On this sequel to April’s Prayers For The Damned, the sleaze-metal legend deals in a different kind of escapism to the Crüe, laying defiant pop-metal battle cries about seizing the day and fighting back against dystopian despair over pummelling melodic beasts like Barbarians and We Will Not Go Quietly. James Michael’s voice also has a cleaner, crisper, more soulful quality than the growling hard-rock norm.
Sixx: AM’s love of blustery power ballads is commendably shameless. The epic orchestral blow-out of Helicopter invites November Rain comparisons while Maybe It’s Time, yet another soul-searching confessional about getting sober, sounds like Celine Dion reworking Metallica’s Unforgiven for a Las Vegas audience.

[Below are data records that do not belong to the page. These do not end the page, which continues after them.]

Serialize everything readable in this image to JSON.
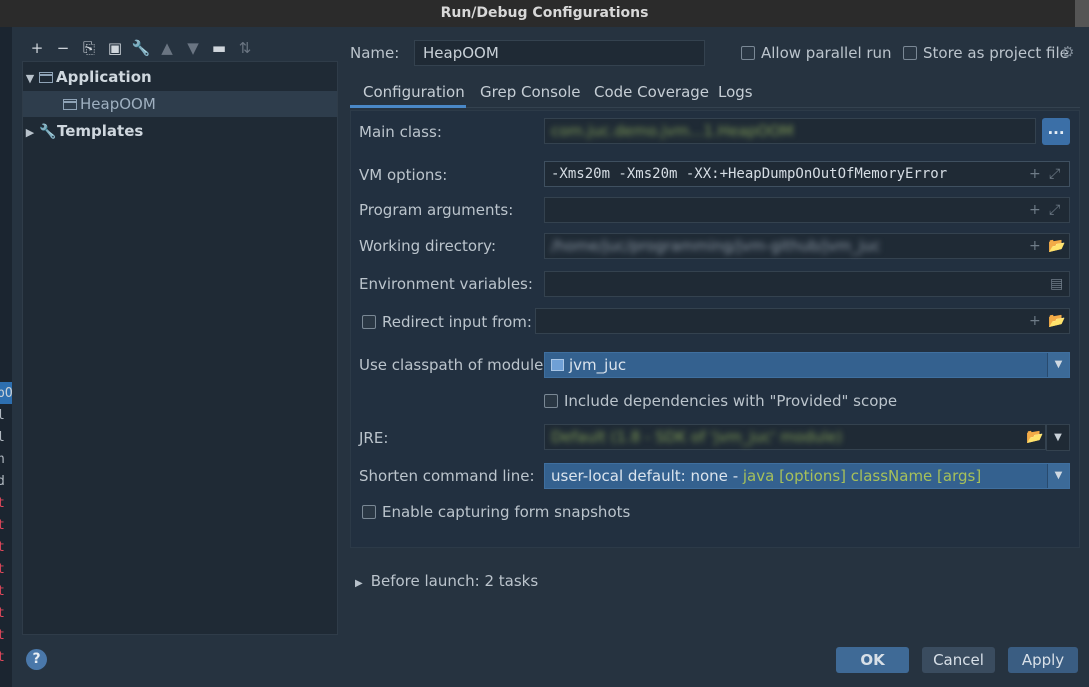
{
  "window": {
    "title": "Run/Debug Configurations"
  },
  "toolbar": {
    "buttons": [
      {
        "name": "add-icon",
        "glyph": "+"
      },
      {
        "name": "remove-icon",
        "glyph": "−"
      },
      {
        "name": "copy-icon",
        "glyph": "⎘"
      },
      {
        "name": "save-icon",
        "glyph": "▣"
      },
      {
        "name": "wrench-icon",
        "glyph": "🔧"
      },
      {
        "name": "move-up-icon",
        "glyph": "▲"
      },
      {
        "name": "move-down-icon",
        "glyph": "▼"
      },
      {
        "name": "new-folder-icon",
        "glyph": "▬"
      },
      {
        "name": "sort-icon",
        "glyph": "⇅"
      }
    ]
  },
  "tree": {
    "application": "Application",
    "heapoom": "HeapOOM",
    "templates": "Templates"
  },
  "header": {
    "name_label": "Name:",
    "name_value": "HeapOOM",
    "allow_parallel": "Allow parallel run",
    "store_as_file": "Store as project file"
  },
  "tabs": [
    "Configuration",
    "Grep Console",
    "Code Coverage",
    "Logs"
  ],
  "form": {
    "main_class_label": "Main class:",
    "main_class_value": "com.juc.demo.jvm...1.HeapOOM",
    "main_class_btn": "...",
    "vm_options_label": "VM options:",
    "vm_options_value": "-Xms20m -Xms20m -XX:+HeapDumpOnOutOfMemoryError",
    "program_args_label": "Program arguments:",
    "working_dir_label": "Working directory:",
    "working_dir_value": "/home/juc/programming/jvm-github/jvm_juc",
    "env_vars_label": "Environment variables:",
    "redirect_label": "Redirect input from:",
    "classpath_label": "Use classpath of module:",
    "classpath_value": "jvm_juc",
    "include_deps_label": "Include dependencies with \"Provided\" scope",
    "jre_label": "JRE:",
    "jre_value": "Default (1.8 - SDK of 'jvm_juc' module)",
    "shorten_label": "Shorten command line:",
    "shorten_value_prefix": "user-local default: none",
    "shorten_value_sep": " - ",
    "shorten_value_hint": "java [options] className [args]",
    "snapshots_label": "Enable capturing form snapshots"
  },
  "before_launch": "Before launch: 2 tasks",
  "buttons": {
    "ok": "OK",
    "cancel": "Cancel",
    "apply": "Apply",
    "help": "?"
  },
  "left_strip": [
    {
      "text": "pO",
      "color": "#c9d1d8"
    },
    {
      "text": "l",
      "color": "#b0b8c0"
    },
    {
      "text": "l",
      "color": "#b0b8c0"
    },
    {
      "text": "n",
      "color": "#b0b8c0"
    },
    {
      "text": "d",
      "color": "#b0b8c0"
    },
    {
      "text": "t",
      "color": "#e0475a"
    },
    {
      "text": "t",
      "color": "#e0475a"
    },
    {
      "text": "t",
      "color": "#e0475a"
    },
    {
      "text": "t",
      "color": "#e0475a"
    },
    {
      "text": "t",
      "color": "#e0475a"
    },
    {
      "text": "t",
      "color": "#e0475a"
    },
    {
      "text": "t",
      "color": "#e0475a"
    },
    {
      "text": "t",
      "color": "#e0475a"
    }
  ]
}
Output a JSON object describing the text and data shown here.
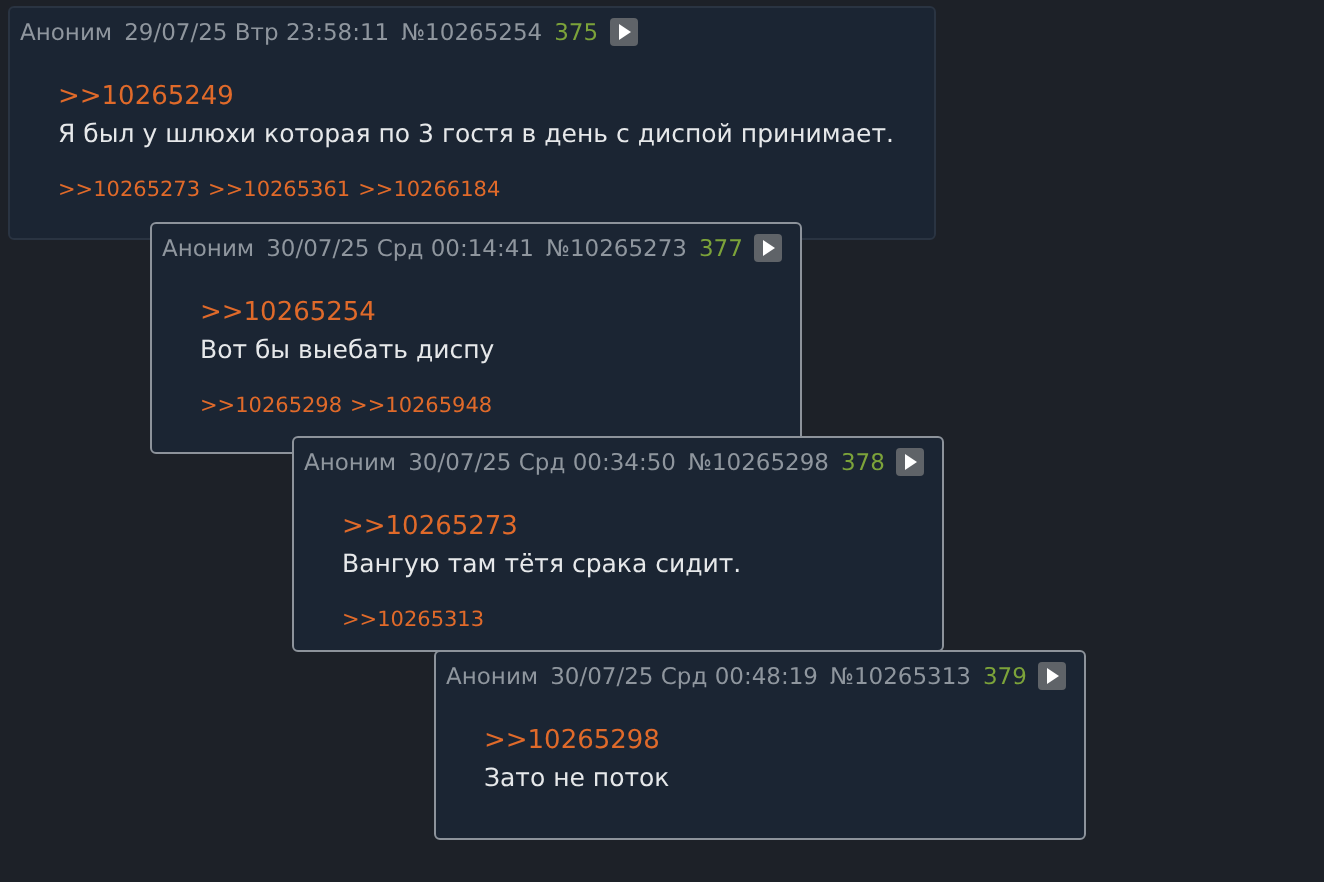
{
  "posts": [
    {
      "popup": false,
      "name": "Аноним",
      "date": "29/07/25 Втр 23:58:11",
      "number": "№10265254",
      "count": "375",
      "quote": ">>10265249",
      "text": "Я был у шлюхи которая по 3 гостя в день с диспой принимает.",
      "replies": [
        ">>10265273",
        ">>10265361",
        ">>10266184"
      ]
    },
    {
      "popup": true,
      "name": "Аноним",
      "date": "30/07/25 Срд 00:14:41",
      "number": "№10265273",
      "count": "377",
      "quote": ">>10265254",
      "text": "Вот бы выебать диспу",
      "replies": [
        ">>10265298",
        ">>10265948"
      ]
    },
    {
      "popup": true,
      "name": "Аноним",
      "date": "30/07/25 Срд 00:34:50",
      "number": "№10265298",
      "count": "378",
      "quote": ">>10265273",
      "text": "Вангую там тётя срака сидит.",
      "replies": [
        ">>10265313"
      ]
    },
    {
      "popup": true,
      "name": "Аноним",
      "date": "30/07/25 Срд 00:48:19",
      "number": "№10265313",
      "count": "379",
      "quote": ">>10265298",
      "text": "Зато не поток"
    }
  ]
}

Without You, the 1970 Badfinger classic made famous by Harry Nilsson and Mariah Carey, also gets the full windswept turbo-weepie treatment without a flicker of irony. All this chest-beating bombast may ultimately be just as hollow as Vince Neil’s sleazoid party anthems, but it positions Sixx and his new crew in a more contemporary metal league alongside the likes of Avenged Sevenfold or All That Remains. Shallow spectacle, maybe, but never less than entertaining.